Running a personal server

Maybe you read some of my posts on software raid and lvm, or maybe you have a spare pc lying around and want a box you can use as a small personal server and are wondering about some tips for running it with less hassle. I am sharing a few things that I have learnt about running a personal server (though some will apply to any Linux server or always-on machine) that make my life as a part-time admin easier. This is by no means an exhaustive list, nor necessarily the correct way to run a box, but it works well for me and so should be useful to others as well.

ADSL port forwarding

If your box is behind an ADSL modem (and unless you have a professional server and datacentre to put it in, it probably is) then by default the NAT addressing and firewall will mean that you cannot get in remotely to your box. This may be fine if you don’t want anything from the box accessible, but I tend to like being able to ssh in from anywhere, so you need to set up some port forwarding from your ADSL router/modem to get into your box

I wont attempt to describe how your ADSL modem/router config works, you’ll have to read it’s manual, but the ports you probably want are:

ssh 22 – if you want to log from outside your home network with ssh
smtp 25 – if you want your box to be able to receive email
ftp 21 – if you want ftp (though I recommend sftp or scp which use ssh and therefore encrypt your password and data)
http 80 – if you want webpages visible from the internet
https 443 – if you want webpages visible from the internet and want to use https encrypted http

Dynamic DNS

Unless you have a fixed IP address from your ISP, you will probably want some sort of Dynamic DNS system that sets a hostname to have your current IP address. I use http://dyndns.afraid.org as they are free, you can host your own domain there and there are plenty of domains you can use for sub-domains if you don’t want to buy a domain. They provide lots of scripts to help you keep your IP address recorded correctly whenever it changes

Mail

I really want mail configured for delivery, as that is one of the easiest ways to get alerts from your machine (though twitter could be cool too though). If you have a email to smms gateway or smartphone with push email then these alerts can be very fast and direct.
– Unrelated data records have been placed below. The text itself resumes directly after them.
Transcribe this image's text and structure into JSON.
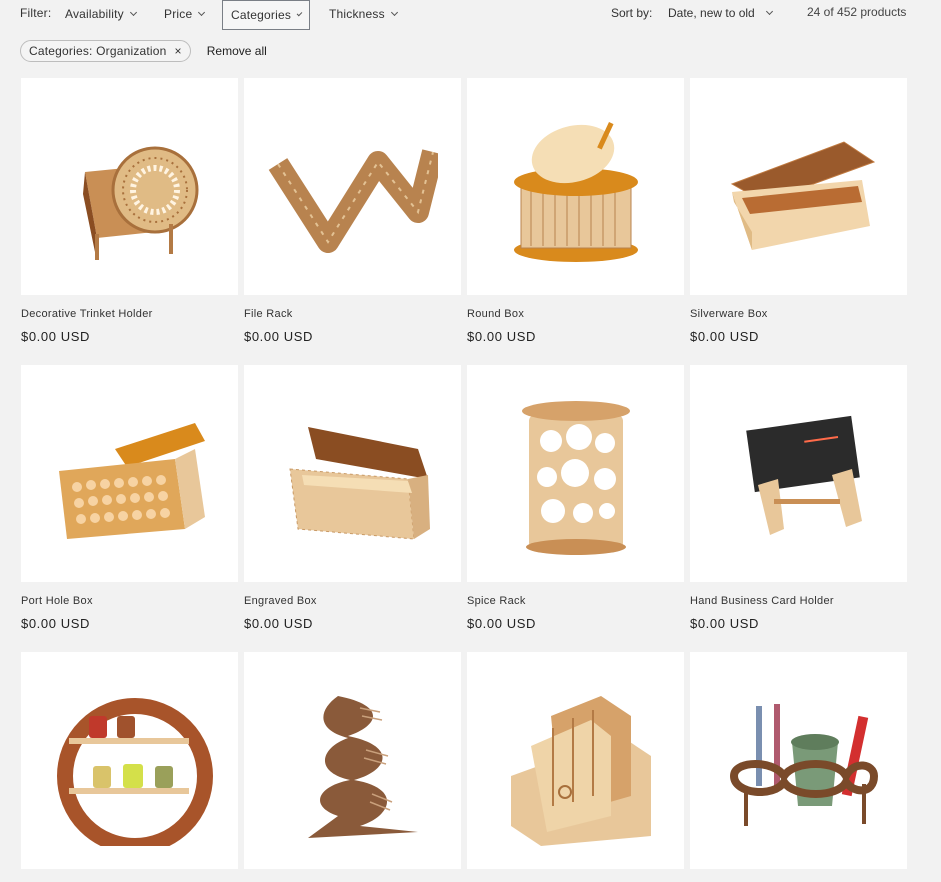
{
  "filters": {
    "label": "Filter:",
    "facets": [
      {
        "label": "Availability"
      },
      {
        "label": "Price"
      },
      {
        "label": "Categories"
      },
      {
        "label": "Thickness"
      }
    ]
  },
  "sort": {
    "label": "Sort by:",
    "selected": "Date, new to old"
  },
  "product_count": "24 of 452 products",
  "active_filters": {
    "chip_label": "Categories: Organization",
    "chip_remove": "×",
    "remove_all": "Remove all"
  },
  "products": [
    {
      "title": "Decorative Trinket Holder",
      "price": "$0.00 USD",
      "icon": "trinket-holder-image"
    },
    {
      "title": "File Rack",
      "price": "$0.00 USD",
      "icon": "file-rack-image"
    },
    {
      "title": "Round Box",
      "price": "$0.00 USD",
      "icon": "round-box-image"
    },
    {
      "title": "Silverware Box",
      "price": "$0.00 USD",
      "icon": "silverware-box-image"
    },
    {
      "title": "Port Hole Box",
      "price": "$0.00 USD",
      "icon": "port-hole-box-image"
    },
    {
      "title": "Engraved Box",
      "price": "$0.00 USD",
      "icon": "engraved-box-image"
    },
    {
      "title": "Spice Rack",
      "price": "$0.00 USD",
      "icon": "spice-rack-image"
    },
    {
      "title": "Hand Business Card Holder",
      "price": "$0.00 USD",
      "icon": "card-holder-image"
    },
    {
      "title": "",
      "price": "",
      "icon": "round-spice-rack-image"
    },
    {
      "title": "",
      "price": "",
      "icon": "wine-rack-image"
    },
    {
      "title": "",
      "price": "",
      "icon": "magazine-file-image"
    },
    {
      "title": "",
      "price": "",
      "icon": "toothbrush-holder-image"
    }
  ],
  "colors": {
    "page_bg": "#f2f2f2",
    "card_bg": "#ffffff",
    "wood_light": "#e8c79a",
    "wood_mid": "#c98f55",
    "wood_dark": "#8a4d22",
    "orange": "#d98a1c"
  }
}
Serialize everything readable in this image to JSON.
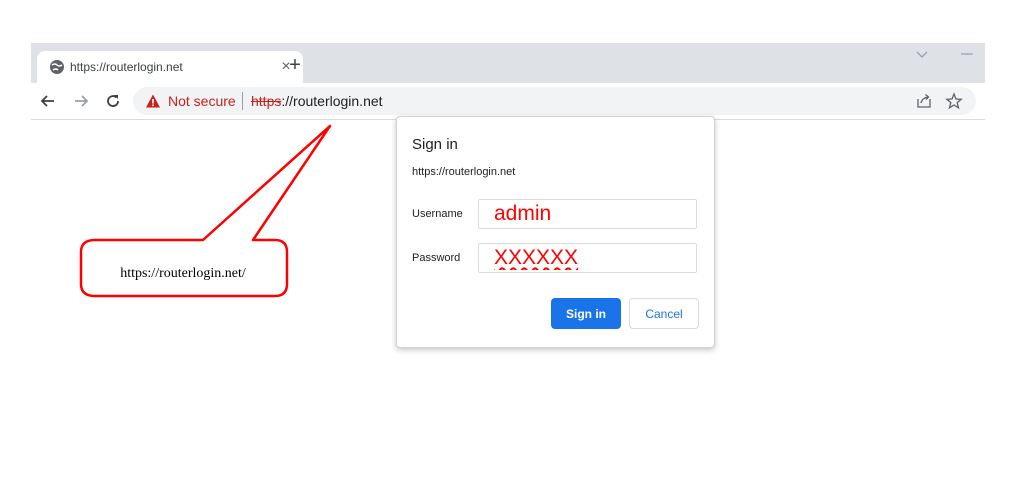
{
  "browser": {
    "tab": {
      "title": "https://routerlogin.net",
      "close_glyph": "×",
      "favicon": "globe-icon"
    },
    "new_tab_glyph": "+",
    "toolbar": {
      "security_label": "Not secure",
      "url_scheme": "https",
      "url_rest": "://routerlogin.net"
    }
  },
  "dialog": {
    "title": "Sign in",
    "origin": "https://routerlogin.net",
    "username_label": "Username",
    "username_value": "admin",
    "password_label": "Password",
    "password_value": "XXXXXX",
    "sign_in_label": "Sign in",
    "cancel_label": "Cancel"
  },
  "callout": {
    "text": "https://routerlogin.net/"
  },
  "colors": {
    "accent": "#1a73e8",
    "warning": "#c5221f",
    "annotation": "#ff0000"
  }
}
I use exim, not because it is the fastest or most configurable mail system available, but because it is very easy to get configured and running on Debian or Ubuntu. Simply install the exim4 package and the debconf wizard will get you up and running.

sudo aptitude install exim4

The wizard, which can be re-run with the command sudo dpkg-reconfigure exim4-config, asks you how you want to configure exim. Normally you select the first or second option (“internet site; mail is sent and received directly using SMTP” or “mail sent by smarthost; received via SMTP or fetchmail”). Most of the questions come with sensible defaults. If you selected the second option you will get asked what your smarthost for sending mail is, in many cases this is just mail.your.isp or you can use google if you have an account, but it will require authentication which which is a little more complicated to set up.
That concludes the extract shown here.